In the example below, generate should be a lambda expression with the first placeholder for the callable object itself, and the second placeholder for the argument. Calling generate(c) should return a unary function that is only missing the function call argument. In fact, it somehow returns type bool already, as proved by the static assert.
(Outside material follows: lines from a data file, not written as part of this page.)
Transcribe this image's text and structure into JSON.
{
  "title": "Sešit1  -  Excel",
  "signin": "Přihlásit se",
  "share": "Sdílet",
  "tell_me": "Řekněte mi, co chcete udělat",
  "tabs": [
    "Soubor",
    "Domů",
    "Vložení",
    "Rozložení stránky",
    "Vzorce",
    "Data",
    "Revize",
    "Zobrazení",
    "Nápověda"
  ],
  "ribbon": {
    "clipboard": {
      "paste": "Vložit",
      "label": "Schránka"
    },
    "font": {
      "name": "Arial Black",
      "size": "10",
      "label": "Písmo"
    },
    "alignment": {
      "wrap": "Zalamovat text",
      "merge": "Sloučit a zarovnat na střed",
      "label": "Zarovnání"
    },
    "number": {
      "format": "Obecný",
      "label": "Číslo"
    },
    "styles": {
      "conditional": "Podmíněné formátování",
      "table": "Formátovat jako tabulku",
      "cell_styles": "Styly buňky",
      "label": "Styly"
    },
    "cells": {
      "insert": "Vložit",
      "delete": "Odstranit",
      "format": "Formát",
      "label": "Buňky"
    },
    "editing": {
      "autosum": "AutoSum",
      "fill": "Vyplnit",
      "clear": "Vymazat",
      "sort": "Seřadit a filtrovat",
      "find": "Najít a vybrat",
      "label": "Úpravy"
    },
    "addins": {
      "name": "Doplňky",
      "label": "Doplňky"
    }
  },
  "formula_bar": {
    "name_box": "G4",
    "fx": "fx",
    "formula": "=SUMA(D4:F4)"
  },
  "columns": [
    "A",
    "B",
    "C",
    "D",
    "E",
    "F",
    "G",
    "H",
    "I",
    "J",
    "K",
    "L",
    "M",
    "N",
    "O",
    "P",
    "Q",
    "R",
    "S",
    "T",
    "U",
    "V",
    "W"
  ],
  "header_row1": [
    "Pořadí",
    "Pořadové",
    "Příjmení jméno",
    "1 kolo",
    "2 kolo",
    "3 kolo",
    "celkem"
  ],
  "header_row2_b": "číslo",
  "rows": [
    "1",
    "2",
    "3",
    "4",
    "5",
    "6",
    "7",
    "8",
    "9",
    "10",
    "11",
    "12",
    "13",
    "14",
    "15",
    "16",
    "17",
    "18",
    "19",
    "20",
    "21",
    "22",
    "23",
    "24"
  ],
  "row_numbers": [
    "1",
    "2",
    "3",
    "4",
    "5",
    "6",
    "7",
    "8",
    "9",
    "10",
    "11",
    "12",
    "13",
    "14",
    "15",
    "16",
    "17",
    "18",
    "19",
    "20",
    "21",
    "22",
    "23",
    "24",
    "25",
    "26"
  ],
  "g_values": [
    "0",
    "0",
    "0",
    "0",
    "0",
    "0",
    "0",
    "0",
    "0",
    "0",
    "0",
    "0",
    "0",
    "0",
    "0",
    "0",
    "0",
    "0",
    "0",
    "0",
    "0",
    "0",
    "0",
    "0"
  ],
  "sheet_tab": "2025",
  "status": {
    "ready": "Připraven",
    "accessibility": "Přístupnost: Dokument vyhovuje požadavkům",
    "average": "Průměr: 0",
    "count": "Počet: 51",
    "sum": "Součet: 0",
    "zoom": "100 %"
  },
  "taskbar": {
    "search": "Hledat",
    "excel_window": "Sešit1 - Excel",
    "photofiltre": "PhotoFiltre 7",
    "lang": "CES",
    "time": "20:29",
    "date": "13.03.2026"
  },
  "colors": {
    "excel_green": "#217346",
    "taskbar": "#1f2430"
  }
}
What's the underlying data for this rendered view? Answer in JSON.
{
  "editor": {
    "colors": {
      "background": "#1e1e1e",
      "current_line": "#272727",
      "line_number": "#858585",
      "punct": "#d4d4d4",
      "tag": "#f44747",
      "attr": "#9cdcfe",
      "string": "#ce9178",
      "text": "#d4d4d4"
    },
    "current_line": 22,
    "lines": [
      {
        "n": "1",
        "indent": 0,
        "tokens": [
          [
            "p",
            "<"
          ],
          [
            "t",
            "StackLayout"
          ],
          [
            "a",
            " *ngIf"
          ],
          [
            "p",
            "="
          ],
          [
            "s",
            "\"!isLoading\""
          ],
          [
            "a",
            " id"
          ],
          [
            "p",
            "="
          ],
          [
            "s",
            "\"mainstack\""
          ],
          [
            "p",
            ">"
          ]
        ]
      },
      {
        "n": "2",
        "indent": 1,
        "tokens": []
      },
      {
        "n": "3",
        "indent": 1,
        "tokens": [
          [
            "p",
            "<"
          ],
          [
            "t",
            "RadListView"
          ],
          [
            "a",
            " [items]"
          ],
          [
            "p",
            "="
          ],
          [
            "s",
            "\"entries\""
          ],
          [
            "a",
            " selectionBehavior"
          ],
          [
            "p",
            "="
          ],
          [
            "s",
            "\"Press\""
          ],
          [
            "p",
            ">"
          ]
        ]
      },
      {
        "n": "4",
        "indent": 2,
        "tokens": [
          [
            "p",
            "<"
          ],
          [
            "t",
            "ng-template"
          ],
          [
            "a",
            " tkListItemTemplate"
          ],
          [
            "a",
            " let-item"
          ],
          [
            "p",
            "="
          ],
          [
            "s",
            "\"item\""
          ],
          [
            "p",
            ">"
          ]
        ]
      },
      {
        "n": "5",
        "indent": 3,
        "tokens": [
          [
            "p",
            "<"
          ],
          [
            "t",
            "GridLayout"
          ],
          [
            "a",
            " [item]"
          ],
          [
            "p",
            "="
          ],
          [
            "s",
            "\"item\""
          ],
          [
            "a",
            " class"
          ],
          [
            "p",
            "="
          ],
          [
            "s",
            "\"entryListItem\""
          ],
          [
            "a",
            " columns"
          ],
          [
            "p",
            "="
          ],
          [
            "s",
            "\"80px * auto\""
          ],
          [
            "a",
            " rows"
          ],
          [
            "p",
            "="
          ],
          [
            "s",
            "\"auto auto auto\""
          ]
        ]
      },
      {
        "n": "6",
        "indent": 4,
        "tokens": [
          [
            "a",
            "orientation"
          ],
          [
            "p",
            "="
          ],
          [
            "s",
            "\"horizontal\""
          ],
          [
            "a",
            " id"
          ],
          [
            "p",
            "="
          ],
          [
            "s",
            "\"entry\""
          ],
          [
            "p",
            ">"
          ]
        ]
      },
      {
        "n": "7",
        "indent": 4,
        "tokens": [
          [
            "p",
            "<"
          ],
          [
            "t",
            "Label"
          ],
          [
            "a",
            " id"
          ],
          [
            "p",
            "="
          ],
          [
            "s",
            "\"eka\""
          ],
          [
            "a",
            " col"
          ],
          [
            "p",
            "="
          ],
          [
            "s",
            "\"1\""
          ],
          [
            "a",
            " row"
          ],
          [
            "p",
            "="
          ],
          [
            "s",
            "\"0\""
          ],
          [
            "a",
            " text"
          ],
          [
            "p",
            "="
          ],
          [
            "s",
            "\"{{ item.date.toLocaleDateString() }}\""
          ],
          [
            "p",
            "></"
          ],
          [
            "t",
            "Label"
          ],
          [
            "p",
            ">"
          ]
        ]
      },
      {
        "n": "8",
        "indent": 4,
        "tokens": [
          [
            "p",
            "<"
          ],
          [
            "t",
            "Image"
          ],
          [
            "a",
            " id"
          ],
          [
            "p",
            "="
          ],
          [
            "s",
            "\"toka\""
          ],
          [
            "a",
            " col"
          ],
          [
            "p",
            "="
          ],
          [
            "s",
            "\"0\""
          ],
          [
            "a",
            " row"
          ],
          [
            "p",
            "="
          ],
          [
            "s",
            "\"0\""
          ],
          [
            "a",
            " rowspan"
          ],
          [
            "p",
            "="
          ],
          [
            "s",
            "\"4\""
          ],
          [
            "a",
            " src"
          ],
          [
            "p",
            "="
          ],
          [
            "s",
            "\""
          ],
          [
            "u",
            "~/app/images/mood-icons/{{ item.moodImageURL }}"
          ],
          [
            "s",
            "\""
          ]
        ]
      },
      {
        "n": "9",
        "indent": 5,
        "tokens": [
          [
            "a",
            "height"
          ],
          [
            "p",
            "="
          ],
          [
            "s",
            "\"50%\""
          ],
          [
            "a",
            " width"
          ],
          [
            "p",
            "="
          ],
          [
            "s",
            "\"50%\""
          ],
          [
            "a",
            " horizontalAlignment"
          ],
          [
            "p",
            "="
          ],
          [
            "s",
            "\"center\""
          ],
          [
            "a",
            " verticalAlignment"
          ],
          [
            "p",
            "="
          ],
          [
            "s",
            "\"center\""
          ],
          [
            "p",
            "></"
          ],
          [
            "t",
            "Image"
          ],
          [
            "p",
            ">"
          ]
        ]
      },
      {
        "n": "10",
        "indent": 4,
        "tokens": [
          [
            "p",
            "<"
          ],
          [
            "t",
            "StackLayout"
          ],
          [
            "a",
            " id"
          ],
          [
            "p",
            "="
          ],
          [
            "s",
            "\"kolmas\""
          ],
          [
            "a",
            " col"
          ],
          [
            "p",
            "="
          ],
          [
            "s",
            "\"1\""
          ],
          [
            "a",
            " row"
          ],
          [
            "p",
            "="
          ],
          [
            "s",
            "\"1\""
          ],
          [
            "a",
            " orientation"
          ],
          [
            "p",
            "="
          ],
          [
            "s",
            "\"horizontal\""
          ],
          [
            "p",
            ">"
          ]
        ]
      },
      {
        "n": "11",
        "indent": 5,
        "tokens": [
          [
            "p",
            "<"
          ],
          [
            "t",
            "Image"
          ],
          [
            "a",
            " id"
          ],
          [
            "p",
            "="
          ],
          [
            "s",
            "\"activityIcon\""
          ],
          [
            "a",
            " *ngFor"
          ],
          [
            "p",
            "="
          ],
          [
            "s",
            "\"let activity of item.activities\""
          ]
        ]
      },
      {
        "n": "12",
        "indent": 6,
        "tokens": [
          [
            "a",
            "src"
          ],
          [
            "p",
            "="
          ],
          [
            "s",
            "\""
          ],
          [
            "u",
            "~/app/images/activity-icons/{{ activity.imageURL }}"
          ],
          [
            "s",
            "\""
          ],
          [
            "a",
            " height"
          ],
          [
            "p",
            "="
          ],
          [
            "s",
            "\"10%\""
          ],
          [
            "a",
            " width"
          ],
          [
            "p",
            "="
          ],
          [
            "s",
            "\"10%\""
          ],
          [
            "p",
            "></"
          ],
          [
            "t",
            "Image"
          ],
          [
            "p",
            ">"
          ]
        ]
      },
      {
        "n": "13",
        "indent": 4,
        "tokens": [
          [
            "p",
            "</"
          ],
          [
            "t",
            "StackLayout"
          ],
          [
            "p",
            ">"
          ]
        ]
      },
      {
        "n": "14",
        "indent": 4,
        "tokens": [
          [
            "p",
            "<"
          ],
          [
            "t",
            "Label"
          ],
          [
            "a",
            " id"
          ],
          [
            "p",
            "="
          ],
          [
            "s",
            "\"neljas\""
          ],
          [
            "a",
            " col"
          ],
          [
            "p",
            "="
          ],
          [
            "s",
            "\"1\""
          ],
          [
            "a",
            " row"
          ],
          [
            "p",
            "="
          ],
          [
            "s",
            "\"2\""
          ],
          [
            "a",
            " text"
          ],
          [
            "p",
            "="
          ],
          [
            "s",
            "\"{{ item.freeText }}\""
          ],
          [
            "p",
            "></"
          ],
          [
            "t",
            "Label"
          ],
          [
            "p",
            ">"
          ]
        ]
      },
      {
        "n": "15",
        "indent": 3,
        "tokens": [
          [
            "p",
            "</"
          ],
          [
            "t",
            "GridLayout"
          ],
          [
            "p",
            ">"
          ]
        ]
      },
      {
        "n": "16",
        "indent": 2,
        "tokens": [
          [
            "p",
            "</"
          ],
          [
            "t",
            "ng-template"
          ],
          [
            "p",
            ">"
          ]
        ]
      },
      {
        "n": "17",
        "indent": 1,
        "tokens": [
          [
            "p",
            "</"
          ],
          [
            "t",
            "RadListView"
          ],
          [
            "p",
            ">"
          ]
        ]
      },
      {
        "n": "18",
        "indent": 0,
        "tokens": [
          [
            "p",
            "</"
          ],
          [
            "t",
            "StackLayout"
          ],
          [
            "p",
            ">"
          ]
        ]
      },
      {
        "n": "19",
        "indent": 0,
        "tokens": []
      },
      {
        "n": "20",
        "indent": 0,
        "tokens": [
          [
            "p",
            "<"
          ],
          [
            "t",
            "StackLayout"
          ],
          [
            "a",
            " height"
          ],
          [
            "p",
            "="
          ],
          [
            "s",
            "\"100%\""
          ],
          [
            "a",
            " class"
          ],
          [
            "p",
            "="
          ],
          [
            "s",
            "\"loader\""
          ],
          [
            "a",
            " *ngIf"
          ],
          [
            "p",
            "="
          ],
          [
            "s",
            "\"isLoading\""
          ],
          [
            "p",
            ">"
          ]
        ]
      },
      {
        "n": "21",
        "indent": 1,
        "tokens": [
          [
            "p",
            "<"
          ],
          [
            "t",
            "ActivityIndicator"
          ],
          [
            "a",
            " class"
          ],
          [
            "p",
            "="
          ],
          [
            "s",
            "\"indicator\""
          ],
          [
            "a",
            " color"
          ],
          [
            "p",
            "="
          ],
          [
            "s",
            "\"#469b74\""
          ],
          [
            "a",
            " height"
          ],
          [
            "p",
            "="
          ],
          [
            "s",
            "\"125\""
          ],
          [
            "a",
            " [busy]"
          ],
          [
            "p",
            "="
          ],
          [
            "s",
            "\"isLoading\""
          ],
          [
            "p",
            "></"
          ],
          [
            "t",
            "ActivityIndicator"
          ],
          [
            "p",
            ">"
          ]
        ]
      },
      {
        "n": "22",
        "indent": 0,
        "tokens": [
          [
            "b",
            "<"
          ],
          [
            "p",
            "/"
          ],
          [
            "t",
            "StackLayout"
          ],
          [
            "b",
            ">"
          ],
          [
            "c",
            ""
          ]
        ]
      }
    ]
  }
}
#include <boost/lambda/bind.hpp>
struct Arg {
};
struct Callable : std::unary_function<Arg, bool> {
bool operator()( Arg const& a ) const { return true; }
};
int main( int argc, const char* argv[] ) {
BOOST_AUTO(generate, boost::lambda::bind(boost::lambda::_1, boost::lambda::protect(boost::lambda::_1)));
Callable c;
BOOST_AUTO(fn, generate(c));
BOOST_STATIC_ASSERT((boost::is_same<BOOST_TYPEOF(fn), bool>::value));
Arg a;
bool b = fn(a);
_ASSERT(b==true);
}
If using Boost.Phoenix the answer would have been a little easier:
#include <boost/phoenix/phoenix.hpp>
struct callable
{
typedef bool result_type;
bool operator()(int) const
{
return true;
}
};
int main()
{
using phx::bind;
using phx::lambda;
using phx::arg_names::_1;
using phx::local_names::_a;
auto generate = lambda(_a = _1)[bind(_a, _1)];
auto fn = generate(callable());
bool b = fn(8);
}
Not that this solution is far more generic than the version posted by the OT. It can be used with any unary function object, no matter what argument, no matter what return type.
The downside, you need to use the current boost trunk ...